Spending more time at home during the quarantine period has given me a chance to experiment with new versions of familiar dishes and try out new recipes from those old cookbooks we’ve had on the shelf for years. Today, I’ll be sharing my favourite bone healthy foods – I hope you get some ideas to recharge your daily meals with nutrient dense foods.
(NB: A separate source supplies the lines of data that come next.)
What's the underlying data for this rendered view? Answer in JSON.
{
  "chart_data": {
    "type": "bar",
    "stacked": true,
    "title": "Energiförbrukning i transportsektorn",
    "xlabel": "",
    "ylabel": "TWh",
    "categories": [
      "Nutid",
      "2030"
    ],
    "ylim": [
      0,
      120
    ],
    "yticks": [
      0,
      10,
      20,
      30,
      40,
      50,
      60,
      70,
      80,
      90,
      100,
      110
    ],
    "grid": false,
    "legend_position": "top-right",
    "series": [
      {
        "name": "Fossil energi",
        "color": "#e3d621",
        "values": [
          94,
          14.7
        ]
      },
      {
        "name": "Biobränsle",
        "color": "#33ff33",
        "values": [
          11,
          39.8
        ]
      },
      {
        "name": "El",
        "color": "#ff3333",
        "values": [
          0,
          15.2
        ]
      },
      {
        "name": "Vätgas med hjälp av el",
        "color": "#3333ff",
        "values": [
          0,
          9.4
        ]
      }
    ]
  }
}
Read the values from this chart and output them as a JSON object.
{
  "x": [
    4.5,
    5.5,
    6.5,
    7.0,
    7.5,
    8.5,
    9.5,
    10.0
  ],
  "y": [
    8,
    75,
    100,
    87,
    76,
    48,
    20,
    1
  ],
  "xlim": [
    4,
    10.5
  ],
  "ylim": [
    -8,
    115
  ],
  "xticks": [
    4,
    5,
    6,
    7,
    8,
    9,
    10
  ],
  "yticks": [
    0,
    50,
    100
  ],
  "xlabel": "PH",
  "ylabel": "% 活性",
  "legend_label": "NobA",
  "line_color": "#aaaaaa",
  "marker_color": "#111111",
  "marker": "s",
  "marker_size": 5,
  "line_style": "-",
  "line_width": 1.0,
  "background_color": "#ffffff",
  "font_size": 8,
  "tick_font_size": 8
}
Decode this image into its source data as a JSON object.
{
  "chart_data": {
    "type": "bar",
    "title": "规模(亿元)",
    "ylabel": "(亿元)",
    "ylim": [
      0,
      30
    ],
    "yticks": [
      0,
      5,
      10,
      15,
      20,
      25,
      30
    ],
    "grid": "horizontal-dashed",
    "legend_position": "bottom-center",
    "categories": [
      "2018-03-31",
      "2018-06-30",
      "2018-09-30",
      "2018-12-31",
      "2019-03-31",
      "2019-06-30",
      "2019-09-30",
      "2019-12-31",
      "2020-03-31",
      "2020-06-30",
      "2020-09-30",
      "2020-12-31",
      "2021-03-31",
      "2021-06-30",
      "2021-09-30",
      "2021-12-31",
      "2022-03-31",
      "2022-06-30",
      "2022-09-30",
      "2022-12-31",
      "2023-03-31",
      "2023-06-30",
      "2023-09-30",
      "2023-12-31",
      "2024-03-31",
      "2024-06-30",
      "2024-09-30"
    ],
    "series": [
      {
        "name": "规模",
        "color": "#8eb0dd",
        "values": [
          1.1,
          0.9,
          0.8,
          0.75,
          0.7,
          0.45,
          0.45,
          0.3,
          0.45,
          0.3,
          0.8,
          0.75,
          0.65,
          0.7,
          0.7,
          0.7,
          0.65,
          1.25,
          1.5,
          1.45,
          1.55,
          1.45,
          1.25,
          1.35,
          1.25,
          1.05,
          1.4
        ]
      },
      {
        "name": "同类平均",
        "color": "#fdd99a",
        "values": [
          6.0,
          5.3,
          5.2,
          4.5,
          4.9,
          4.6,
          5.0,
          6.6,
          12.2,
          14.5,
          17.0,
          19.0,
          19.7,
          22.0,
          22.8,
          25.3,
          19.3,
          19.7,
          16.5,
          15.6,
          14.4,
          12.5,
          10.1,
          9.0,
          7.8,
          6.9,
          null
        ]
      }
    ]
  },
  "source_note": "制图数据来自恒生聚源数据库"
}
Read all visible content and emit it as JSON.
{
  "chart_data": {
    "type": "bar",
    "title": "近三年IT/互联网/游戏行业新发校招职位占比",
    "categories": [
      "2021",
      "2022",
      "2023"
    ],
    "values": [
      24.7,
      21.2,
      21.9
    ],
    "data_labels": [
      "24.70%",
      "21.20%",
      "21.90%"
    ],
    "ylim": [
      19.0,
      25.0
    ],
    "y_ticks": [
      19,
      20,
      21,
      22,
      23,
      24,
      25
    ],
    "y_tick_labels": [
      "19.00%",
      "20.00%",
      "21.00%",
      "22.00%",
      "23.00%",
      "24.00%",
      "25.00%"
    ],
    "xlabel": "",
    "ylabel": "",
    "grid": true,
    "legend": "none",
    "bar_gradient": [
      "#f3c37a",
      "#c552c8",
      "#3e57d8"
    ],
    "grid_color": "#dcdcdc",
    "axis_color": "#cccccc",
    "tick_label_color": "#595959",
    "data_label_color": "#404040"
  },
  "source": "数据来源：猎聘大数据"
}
Why bone health is important to me A few years ago genetic testing confirmed for me why I have a strong family history of osteoporosis. I have a genetic predisposition for Vitamin D deficiency, calcium deficiency and lactose intolerance. On top of that, I have a delayed-type sensitivity to dairy proteins. This knowledge helped me clarify my indigestion, skin and immune issues and reminded me of my grandmother struggling with bone fractures and osteoporosis medications. Since then, I’ve been looking for ways to optimize my nutrition for bone health and share this information with others.

Keep in mind that bone health is dependent on multiple factors like exercise, immune health, strength of digestive enzymes and stomach acid, sunlight exposure, pH balance and gut flora; but today I’ll be sharing my favourite non dairy foods that can help support strong bones.

Some important nutrients I look for in bone healthy foods include: collagen, calcium, magnesium, phosphorus, Vitamin C, D and K.

Some of my favourite Bone Healthy foods:

Sesame seeds (or tahini) contain more calcium in 4 tablespoons than in a cup of milk! It’s easy to sprinkle on to any dishes and makes creamy non-dairy dressings that you can toss with veggies.

Leafy greens contain bone healthy calcium, magnesium and vitamin C. I definitely aim for a variety of different leafy greens like spinach, kale, collard greens, arugula etc. as each have different nutrient profiles and varying amounts of the calcium-blocking compounds (like oxalates). Eating these raw helps to preserve the heat sensitive vitamins like Vitamin C while lightly cooking also helps with easier digestion and reducing some of the oxalates so a combination of different preparations is probably best.

Broccoli contains calcium, magnesium, vitamin K1, vitamin C, detox-friendly sulfur compounds and, surprisingly, some protein.

Collagen is the most abundant protein in the body, found in bone, joints, tendon, muscle, skin and other connective tissues. Collagen and gelatin (a broken-down form of collagen) has become a popular supplement (usually in a powder form). We can also make our own bone broth to get collagen in our diet (homemade bone broth also has extra bone minerals).

Organ meats are not popular in the Western diet but can be a super nutrient dense protein. We can find iron, zinc, phosphorus, potassium and B vitamins that are hard to find in the rest of our diets. Look for high quality sources like pasture-raised chicken livers or grass fed beef liver. I like to saute chicken liver with onions and veggies.

Fermented soy products like natto and miso are known for probiotic benefits but also have hard-to-find Vitamin K2. Vitamin K2 helps direct calcium to the right place (ie. to our bones) instead of depositing in our blood vessels. So fermented soy intake is linked to less hardening of blood vessels and lower mortality. In addition regular natto intake is linked to less osteoporotic fractures in postmenopausal women. For this reason, if you tolerate soy, I recommend including organic, non-GMO fermented soy into your diet.

Vitamin K2 is also found in aged cheeses. And Vitamin K1 is converted to K2 by our gut bacteria – another reason to invest in healthy gut flora. Lastly, if supplementing with Vitamin D, look for a product that also contains Vitamin K2.

Nutrient dense foods are an important part of building strong bones and joints and we’re not limited to dairy products. I hope you can incorporate a couple new foods for your bone health. If you’re trying natto or miso for the first time, let me know what you think!